This week we're talking about living with new relationships. From John chapter 13 verse 34 and 35. “So now I'm giving you a new commandment. Love each other. Just as I have loved you, you should love each other. Your love for one another will prove to the world that you are my disciples.”
One of the most basic realities of life is that we are made to have relationships with others. From the very beginning, when God said, it is not good for man to be alone, the profound significance of human relationships has been evident. God's word describes Christian believers as the body of Christ. He says that we are connected to one another and dependent on each other. We were made to be in a community and function best when our relationships are harmonious. Because relationships are so fundamental to our existence, the quality of that relationship will have a tremendous impact on the quality of our lives.
If our relationships are good, our lives are good. Regardless of the difficulties of the circumstances, we may be in at any given time. This is the power and significance of good relationships in our lives. Sadly, this is an area of life where we often struggle. Most of us have broken relationships in our lives. These cause us pain, and the emotions related to these relationships affect every aspect of our lives. It is hard to enjoy when the best things of our relationships with people are broken.
Efforts to quote unquote fix our broken relationships end up in our New Year's resolutions list year after year after year. Our relationships can be different.

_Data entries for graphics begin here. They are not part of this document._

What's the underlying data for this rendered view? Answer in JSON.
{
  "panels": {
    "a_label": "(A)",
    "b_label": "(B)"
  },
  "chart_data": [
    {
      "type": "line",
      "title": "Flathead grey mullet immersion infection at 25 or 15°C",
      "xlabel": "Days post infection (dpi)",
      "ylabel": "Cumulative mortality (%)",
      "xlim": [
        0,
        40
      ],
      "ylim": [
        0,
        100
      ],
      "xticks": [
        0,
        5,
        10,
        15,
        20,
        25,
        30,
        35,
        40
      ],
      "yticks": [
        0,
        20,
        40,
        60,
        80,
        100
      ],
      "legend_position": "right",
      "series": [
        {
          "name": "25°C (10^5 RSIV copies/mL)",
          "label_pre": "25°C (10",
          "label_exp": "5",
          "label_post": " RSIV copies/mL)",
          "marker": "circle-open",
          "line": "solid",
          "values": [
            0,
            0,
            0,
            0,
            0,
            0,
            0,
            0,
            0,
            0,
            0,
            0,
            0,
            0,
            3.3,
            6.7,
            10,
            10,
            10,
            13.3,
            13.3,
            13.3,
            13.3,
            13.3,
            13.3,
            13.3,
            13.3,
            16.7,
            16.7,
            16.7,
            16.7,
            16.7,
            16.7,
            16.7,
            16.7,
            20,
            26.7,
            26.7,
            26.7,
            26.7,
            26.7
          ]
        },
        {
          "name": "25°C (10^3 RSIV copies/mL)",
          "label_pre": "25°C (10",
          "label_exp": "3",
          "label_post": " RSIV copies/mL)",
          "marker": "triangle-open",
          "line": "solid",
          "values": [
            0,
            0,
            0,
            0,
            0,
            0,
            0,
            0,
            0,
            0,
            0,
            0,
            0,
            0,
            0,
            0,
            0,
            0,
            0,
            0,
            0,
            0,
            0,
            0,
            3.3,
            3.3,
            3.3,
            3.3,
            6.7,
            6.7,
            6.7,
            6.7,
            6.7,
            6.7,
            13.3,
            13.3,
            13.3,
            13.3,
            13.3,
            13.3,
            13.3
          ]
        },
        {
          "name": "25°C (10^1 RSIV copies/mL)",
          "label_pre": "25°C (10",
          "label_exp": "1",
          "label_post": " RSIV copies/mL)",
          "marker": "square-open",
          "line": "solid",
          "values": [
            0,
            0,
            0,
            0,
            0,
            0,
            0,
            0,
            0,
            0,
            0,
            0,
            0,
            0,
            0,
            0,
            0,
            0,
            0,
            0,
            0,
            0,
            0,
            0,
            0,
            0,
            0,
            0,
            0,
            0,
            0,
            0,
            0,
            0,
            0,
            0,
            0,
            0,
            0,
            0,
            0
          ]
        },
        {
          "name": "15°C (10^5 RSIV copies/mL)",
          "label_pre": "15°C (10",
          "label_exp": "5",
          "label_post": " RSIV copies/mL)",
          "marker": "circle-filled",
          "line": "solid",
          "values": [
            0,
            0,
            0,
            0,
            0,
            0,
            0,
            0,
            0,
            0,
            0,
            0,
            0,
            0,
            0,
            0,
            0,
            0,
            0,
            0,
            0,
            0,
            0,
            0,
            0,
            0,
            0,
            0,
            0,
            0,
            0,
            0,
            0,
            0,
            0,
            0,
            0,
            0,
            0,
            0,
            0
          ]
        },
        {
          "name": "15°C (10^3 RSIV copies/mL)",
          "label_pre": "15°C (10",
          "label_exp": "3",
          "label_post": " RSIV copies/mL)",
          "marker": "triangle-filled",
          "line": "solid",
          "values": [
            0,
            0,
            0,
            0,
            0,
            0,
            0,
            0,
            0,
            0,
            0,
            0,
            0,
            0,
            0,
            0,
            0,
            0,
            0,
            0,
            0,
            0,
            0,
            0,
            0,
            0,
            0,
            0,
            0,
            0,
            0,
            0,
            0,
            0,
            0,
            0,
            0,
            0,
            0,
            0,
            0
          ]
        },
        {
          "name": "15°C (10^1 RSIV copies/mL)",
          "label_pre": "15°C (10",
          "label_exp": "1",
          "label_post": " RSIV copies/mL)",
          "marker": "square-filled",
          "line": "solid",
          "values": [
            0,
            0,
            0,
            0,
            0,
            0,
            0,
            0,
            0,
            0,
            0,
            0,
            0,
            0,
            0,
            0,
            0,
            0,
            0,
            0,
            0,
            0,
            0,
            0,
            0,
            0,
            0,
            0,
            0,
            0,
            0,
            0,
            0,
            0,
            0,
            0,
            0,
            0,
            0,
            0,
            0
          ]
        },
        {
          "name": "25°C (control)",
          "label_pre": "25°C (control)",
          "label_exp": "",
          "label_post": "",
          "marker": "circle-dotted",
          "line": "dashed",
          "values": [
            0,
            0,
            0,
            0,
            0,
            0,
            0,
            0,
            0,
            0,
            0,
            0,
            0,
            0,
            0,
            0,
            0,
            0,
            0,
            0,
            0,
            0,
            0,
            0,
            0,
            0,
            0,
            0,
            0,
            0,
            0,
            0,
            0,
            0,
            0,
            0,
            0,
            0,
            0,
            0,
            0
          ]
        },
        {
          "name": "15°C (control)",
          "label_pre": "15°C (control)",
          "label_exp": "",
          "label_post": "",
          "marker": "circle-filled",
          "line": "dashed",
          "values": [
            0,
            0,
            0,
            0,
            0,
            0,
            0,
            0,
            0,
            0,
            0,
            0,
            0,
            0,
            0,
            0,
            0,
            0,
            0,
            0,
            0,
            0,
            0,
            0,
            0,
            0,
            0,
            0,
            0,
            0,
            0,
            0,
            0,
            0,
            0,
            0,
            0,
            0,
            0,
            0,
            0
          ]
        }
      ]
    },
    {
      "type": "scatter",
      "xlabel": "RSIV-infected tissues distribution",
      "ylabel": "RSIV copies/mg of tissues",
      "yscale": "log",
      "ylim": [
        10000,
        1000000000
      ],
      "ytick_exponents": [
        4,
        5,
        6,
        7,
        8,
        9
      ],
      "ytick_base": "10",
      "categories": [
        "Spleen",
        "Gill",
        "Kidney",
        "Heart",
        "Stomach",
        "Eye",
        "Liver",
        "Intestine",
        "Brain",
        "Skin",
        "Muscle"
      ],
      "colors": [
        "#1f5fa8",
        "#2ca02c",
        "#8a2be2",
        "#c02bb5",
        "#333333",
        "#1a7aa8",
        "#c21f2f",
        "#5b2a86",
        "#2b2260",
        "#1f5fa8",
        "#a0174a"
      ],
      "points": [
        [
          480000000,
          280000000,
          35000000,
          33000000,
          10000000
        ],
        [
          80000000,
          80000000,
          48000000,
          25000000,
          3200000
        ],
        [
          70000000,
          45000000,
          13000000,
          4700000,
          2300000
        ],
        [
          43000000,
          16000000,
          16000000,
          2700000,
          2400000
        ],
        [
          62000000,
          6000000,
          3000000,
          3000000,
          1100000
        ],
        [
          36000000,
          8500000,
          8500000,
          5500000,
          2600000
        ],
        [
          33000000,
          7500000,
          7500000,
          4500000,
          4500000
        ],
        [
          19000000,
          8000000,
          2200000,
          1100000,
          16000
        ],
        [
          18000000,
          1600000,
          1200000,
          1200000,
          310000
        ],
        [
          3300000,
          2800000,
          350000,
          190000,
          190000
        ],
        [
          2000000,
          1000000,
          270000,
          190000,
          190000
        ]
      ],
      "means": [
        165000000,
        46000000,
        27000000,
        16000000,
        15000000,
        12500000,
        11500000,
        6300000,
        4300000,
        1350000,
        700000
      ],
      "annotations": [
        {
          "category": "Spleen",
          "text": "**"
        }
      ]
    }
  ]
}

We have the real possibility of new relationships because through Christ, we have a new heart. In Jesus, we have a new life, new attitude, and new access to the one who can help us in our relationships. We are called to live in love with one another, and God always gives us the grace and strength to do what he has called us to do.

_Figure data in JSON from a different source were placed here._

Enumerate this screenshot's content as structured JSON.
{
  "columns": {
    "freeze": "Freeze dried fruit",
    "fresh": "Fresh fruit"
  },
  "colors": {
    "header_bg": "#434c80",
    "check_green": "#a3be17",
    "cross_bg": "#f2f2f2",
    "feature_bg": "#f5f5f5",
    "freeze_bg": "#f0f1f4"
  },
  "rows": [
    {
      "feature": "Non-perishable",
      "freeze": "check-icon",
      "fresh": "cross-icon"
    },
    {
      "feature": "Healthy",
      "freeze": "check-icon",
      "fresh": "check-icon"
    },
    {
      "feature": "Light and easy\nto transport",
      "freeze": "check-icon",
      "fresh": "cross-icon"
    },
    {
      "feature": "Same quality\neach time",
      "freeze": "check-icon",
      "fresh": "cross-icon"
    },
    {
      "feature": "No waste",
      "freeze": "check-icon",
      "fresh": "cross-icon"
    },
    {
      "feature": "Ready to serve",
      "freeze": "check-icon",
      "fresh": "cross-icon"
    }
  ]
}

Jesus said the greatest commandment was to love God with all of our heart, soul, mind, and strength. He then followed by saying there was a second commandment like the first. We should love our neighbors as ourselves. Jesus connected these two aspects of relationships, loving God with all we are and loving others with a love that places them and their needs equal with our own. This connection is crucial because a second is only possible through the first. As Christians who love God with all we are, we are in a position to live in the love and acceptance we ever see from God. The Bible says we love because he loved us.
We can love others in ways that we can never do apart from Christ. Jesus told his disciples that he was giving them a new commandment that they should love one another even as I have loved you. Because we have experience with radical unconditional love from God, we have a reservoir of love to direct towards others. We can offer love to those hard to love even if they are our enemies or unlovable. It is not our natural abilities, but in Christ we can offer the love we have received. This will transform our relationships even if the other person is resistant to the love we show. When we forgive love at peace with our relationships, with others are transformed regardless of their response. This offer of love is the best hope of reconciliation. Still, whether that happens or not, we will experience life giving freedom. Make this year the best year ever. A year in which you walk in love by offering others the unconditional love you have received from Jesus.